Nunca se habían puesto tantas esperanzas en la ciencia. Maltratada, recorte y confinada a la cola de los presupuestos, la investigación y el desarrollo (¡y la innovación!), la I+D+i, es ahora protagonista. Y lo es porque nos estamos muriendo. De pena unos, de verdad muchos por el COVID-19

En el País Valencià hay cerca de un centenar de propuestas innovadoras que podrían implementarse en menos de un mes. Lo afirma el Gobierno valenciano, que había hecho un llamamiento urgente a la innovación. Ahora son universidades, organismos públicos de investigación, institutos tecnológicos y empresas los que han presentado proyectos de inteligencia artificial, fabricación de respiraderos y mascarillas, sistemas de desinfección y soluciones automatizadas para prestar servicios no sanitarios en hospitales. El nivel de las propuestas, que se han recogido a través de la Agencia Valenciana de la Innovación, aseguran que está “en un estado de madurez avanzado, lo cual permitirá que puedan ser implementadas a corto plazo y a medio plazo”. Así, de las propuestas que se han presentado, 93 podrían aplicarse en menos de un mes y 94 en un plazo de entre uno y tres meses. 

Treballadors a Jeanologia | Cedida
Trabajadores de Jeanologia | Cedida

 

También la Universidad valenciana ha anunciado nuevas investigaciones. El grupo de investigación de Efectos del Medio de la Universitat de València ha comenzado un proyecto europeo PRACE (consistente en poder utilizar millones de horas de los supercomputadores más potentes del continente) para simular la reactividad química de Mpro, la proteasa principal del SARS-CoV-2. “El objetivo es obtener información que ayude al diseño de fármacos para inhibir esta enzima y con ello impedir que el virus se replique”, apuntan.

El ozono de los tejanos, ahora para las viseras

Mientras tanto algunos ya se han posado a trabajar con resultados destacables. Por ejemplo, Enrique Silla, fundador de la firma Jeanologia ha reconvertido su tecnología G2 basada en ozono y que emplea para el tratamiento sostenible de los jeans, en un método de sanitización y desinfección para pantallas de protección facial. De esta forma, se convierte en el último eslabón de la cadena de producción del material sanitario, antes de entregarlo en los hospitales.

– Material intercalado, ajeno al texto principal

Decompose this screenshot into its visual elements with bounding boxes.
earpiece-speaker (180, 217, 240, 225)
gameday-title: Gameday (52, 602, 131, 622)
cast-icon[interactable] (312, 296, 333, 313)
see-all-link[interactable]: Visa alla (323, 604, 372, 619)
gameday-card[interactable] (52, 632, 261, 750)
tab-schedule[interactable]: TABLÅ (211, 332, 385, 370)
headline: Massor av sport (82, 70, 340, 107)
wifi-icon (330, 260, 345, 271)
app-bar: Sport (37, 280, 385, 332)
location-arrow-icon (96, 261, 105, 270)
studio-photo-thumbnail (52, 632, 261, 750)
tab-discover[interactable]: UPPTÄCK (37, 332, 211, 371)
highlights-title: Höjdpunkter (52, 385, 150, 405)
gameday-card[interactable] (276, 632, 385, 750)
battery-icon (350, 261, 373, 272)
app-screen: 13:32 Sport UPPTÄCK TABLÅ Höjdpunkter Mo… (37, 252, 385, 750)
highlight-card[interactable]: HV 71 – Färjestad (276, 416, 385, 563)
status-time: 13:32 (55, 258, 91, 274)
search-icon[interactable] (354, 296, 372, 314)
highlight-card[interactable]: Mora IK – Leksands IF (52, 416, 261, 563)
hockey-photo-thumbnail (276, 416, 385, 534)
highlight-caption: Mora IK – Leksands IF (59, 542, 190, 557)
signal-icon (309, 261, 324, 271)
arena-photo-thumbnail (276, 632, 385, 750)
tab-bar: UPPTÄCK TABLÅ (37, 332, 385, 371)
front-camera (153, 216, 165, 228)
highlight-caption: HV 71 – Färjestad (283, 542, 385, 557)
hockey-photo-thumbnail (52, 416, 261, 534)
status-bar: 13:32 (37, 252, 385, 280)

En el País Valencià hay 93 propuestas innovadoras contra el COVID-19 que podrían aplicarse en menos de un mes, según el Gobierno valenciano

La compañía ha invertido 500.000 euros porque, tal como señala Silla, “es una verdadera hackaton que un equipo de 15 ingenieros trabajando en doble turno haya conseguido transformar la tecnología textil de que disponíamos en una especie de armario” higienizado para darlo a la sanidad valenciana”.

Por otro lado, el ingeniero Damián Rizo, CEO y fundador de Darimo Carbon SL, especializada en la producción de componentes de bicicleta ultraligeros en fibra de carbono, ha ideado en colaboración con un equipo multidisciplinario el Acute-19, un respiradero también denominado ventilador bilevel para Ventilación Controlada por Presión.

El projecte Acute19 de l'empresa Darimo | Cedida

El proyecto Acute19 de la empresa Darimo | Cedida

Uno de las ventajas más importantes, destaca Uzo, es que “permite ser utilizado por aquellos pacientes más graves de la COVID-19 que desarrollan cuadros de neumonía grave con distrés respiratorio y que tienen que estar conectados durante semanas a este tipo de aparatos en la UCI”, subraya Rizo.

Según explica, Acute-19 consigue realizar monitorización avanzada externa y también puede ser utilizado fuera de las Ucis y apoyar de ventilación a pacientes no intubados.